I don't exactly think I made the wrong decision...that's not why I lie here in a cold sweat before dawn some mornings.  The odds were that he might have survived and thrived.  I would, I think, have felt worse had we done nothing and lost a baby who might otherwise have come through okay.  And I don't exactly feel guilt, because I made the decision without guile and on the basis of the best advice I could get at the time.   But owning that decision and the pain that it - that I - caused that tiny boy will sit with me, part of me, until the day I die.  It is, if I am honest with myself, the cruellest thing I have ever caused to happen to another human being, no matter my intentions, my investment, the depths of my love.  And what wakens me in the thin light of 4:30 am these days, heart pounding, is the fear that sometime in the next week or two I may have to face it again, to choose again.

Choice is often and in many ways a privilege.  When you have no real control over the outcome of your choices, though, it can feel like a mockery, like a bitter joke.

They ask me if I want the steroid shots and I say, i don't know and I cast my eyes around the room like a trapped animal, wondering hell, do i look like i'm writing this story, like i'm in charge here?  The truth is if my cervix is showing significant weakness of course I want them NOW and if it's not I want to wait because they are most effective when given within two weeks of delivery and preferably after 28 weeks but sometimes it's weak and soft and sometimes it's not, that tricksy cervix.  The truth is these same practices have taken far less significant decisions out of my hands in the past, in the crises of labour, so the fact that they defer to me on this Big Thing just leaves me wary, puzzled.  The truth is they don't know what's going to happen and I don't know what's going to happen and I don't want control of Big Decisions in this liminal boundary zone because I know it is a fool's game. 

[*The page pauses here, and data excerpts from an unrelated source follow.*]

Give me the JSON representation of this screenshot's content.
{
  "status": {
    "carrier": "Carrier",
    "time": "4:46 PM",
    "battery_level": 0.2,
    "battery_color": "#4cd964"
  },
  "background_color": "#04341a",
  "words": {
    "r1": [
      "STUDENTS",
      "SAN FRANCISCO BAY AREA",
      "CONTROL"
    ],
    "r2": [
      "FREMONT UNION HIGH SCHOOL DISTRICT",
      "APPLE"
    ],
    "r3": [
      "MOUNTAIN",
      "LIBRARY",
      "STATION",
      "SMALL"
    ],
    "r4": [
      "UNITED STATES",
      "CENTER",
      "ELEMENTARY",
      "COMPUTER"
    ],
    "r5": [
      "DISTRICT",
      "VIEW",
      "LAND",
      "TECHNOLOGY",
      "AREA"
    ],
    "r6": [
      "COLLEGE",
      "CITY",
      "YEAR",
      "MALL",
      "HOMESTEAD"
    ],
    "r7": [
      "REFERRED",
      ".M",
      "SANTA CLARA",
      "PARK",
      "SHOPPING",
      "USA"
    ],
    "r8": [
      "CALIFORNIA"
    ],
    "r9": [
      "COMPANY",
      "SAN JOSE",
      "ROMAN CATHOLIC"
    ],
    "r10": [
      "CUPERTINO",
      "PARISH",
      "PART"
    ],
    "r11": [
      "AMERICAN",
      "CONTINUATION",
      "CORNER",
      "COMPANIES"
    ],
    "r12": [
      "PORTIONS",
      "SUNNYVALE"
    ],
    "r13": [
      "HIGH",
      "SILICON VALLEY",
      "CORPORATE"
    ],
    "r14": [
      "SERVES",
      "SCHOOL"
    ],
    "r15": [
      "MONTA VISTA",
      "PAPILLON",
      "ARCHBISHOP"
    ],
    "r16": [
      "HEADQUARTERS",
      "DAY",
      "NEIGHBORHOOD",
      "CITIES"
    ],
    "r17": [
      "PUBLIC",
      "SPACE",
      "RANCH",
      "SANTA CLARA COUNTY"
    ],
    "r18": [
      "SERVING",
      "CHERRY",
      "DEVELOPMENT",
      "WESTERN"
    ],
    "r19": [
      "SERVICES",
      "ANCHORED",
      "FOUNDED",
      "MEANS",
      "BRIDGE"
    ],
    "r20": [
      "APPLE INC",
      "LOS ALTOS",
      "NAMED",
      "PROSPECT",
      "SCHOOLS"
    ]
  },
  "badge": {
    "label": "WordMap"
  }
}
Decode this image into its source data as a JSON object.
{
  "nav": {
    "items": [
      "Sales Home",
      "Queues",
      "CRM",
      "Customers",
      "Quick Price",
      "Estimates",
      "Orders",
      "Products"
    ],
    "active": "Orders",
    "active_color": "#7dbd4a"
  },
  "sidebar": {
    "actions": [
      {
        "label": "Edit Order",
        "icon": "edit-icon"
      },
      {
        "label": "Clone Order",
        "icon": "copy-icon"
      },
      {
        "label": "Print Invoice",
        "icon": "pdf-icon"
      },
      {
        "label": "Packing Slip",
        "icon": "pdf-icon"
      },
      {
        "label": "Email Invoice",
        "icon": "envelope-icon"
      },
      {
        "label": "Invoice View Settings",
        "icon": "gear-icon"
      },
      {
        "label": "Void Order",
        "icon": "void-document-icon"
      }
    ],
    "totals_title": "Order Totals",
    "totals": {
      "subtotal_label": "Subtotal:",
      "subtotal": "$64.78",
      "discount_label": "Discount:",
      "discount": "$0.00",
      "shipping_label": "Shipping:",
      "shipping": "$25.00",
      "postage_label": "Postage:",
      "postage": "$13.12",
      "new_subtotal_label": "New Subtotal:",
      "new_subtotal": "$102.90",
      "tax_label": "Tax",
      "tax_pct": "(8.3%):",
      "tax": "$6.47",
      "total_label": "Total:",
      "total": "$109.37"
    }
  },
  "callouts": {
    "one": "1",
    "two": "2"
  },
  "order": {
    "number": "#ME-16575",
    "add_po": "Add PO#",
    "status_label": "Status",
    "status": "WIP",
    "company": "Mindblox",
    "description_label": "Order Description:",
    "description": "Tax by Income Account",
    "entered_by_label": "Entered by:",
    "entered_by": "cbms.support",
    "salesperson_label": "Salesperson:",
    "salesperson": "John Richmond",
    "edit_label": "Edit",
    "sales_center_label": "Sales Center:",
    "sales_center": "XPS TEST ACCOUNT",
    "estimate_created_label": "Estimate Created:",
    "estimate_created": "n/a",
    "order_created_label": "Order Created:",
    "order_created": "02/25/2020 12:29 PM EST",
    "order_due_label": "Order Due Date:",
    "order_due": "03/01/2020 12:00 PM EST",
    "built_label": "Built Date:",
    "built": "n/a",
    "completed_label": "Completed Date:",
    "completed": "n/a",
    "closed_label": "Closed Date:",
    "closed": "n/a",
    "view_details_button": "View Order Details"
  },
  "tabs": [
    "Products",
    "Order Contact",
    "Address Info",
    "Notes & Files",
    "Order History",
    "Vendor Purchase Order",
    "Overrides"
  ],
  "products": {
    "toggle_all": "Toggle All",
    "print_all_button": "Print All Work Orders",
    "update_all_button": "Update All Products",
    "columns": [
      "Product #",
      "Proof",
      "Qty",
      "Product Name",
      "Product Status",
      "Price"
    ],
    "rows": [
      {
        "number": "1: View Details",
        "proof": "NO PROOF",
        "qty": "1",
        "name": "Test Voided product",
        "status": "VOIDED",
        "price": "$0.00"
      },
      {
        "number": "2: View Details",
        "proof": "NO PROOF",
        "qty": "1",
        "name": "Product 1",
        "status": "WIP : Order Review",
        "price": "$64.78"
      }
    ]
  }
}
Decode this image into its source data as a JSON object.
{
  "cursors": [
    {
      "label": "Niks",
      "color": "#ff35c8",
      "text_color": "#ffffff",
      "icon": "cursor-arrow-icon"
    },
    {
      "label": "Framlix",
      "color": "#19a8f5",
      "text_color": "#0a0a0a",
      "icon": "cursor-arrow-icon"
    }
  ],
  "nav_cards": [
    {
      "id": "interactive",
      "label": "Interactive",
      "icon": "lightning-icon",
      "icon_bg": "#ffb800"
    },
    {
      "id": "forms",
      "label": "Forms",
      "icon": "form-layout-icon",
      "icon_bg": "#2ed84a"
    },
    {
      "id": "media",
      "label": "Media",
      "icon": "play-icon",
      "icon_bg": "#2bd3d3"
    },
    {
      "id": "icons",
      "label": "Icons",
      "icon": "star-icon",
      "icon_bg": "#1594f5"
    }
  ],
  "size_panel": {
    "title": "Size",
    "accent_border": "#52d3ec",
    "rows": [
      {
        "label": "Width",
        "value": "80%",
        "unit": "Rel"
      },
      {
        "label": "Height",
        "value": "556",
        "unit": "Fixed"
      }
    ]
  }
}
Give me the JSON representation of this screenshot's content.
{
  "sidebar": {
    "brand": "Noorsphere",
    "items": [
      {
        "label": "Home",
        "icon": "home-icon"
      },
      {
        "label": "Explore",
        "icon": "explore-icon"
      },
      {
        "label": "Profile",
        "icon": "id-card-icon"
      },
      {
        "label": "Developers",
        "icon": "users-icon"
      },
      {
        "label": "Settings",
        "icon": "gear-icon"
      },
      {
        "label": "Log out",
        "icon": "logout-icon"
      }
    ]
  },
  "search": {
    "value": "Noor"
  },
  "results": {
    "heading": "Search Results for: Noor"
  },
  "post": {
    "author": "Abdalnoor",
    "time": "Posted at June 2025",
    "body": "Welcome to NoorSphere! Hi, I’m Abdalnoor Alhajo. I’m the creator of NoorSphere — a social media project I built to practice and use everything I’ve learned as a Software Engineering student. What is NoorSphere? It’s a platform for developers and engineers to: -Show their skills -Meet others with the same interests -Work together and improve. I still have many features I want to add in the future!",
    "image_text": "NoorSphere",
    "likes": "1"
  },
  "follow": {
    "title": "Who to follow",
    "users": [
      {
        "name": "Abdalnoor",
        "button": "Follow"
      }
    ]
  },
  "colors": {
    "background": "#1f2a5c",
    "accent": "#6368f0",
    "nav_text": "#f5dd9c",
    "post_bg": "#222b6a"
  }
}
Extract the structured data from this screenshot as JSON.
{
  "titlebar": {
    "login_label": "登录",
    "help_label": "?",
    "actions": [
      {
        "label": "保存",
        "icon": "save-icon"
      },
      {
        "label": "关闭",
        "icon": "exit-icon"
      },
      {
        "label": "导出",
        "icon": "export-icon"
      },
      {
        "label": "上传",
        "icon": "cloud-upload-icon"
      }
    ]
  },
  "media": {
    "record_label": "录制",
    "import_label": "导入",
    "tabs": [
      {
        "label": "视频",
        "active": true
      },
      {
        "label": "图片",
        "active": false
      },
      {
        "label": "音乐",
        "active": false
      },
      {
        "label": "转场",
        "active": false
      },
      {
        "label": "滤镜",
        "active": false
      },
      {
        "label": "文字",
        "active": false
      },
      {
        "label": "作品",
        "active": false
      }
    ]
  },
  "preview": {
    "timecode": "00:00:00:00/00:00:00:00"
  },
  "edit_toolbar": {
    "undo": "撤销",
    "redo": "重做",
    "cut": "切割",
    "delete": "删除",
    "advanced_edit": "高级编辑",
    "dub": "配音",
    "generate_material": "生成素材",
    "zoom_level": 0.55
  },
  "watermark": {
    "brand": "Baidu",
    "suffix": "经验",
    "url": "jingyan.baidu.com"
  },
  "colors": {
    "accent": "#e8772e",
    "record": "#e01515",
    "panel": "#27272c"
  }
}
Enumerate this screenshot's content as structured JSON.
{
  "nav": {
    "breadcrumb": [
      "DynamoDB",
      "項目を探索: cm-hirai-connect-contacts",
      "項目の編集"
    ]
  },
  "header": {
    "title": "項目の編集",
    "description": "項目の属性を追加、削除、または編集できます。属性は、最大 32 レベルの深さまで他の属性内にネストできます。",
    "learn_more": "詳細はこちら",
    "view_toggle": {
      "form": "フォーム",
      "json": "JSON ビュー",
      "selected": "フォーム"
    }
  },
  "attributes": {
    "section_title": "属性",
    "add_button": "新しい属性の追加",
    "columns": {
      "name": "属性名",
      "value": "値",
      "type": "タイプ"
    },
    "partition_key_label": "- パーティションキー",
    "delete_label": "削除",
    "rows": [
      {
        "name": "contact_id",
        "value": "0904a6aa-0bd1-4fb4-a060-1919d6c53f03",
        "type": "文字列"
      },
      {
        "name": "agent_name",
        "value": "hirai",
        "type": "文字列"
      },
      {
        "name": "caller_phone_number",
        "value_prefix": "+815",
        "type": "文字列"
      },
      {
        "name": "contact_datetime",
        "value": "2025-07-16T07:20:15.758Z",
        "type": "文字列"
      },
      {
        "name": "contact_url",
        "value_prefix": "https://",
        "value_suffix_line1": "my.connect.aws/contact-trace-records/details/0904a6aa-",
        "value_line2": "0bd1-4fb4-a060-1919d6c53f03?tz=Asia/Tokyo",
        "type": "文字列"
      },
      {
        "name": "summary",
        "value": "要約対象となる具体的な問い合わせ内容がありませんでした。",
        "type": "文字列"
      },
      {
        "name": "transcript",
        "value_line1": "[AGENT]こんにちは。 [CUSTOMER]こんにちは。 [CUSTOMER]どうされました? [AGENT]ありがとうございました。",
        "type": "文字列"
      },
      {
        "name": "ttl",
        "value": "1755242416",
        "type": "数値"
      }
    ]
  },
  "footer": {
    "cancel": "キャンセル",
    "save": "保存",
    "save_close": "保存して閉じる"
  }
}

I am chickenshit, burnt crispy.  I want to abdicate.

The little life that hangs in the balance...for my own sake, sure, I want her at all costs.  But for hers?  That is the road I do not seem to know how to walk this time, the road I wish I could close my eyes to and ignore until it is safely past and I get to believe, maybe, that I will not have to choose again whether or not my child's brief life will be one of pain and machines and invasive procedures, until we reach a place where I can breathe and hope that I will get to play mother this time, not hapless, impotent god.

I whisper, please.  give me a few more weeks, and i'll happily pretend that I'm bossing you around for the rest of my life.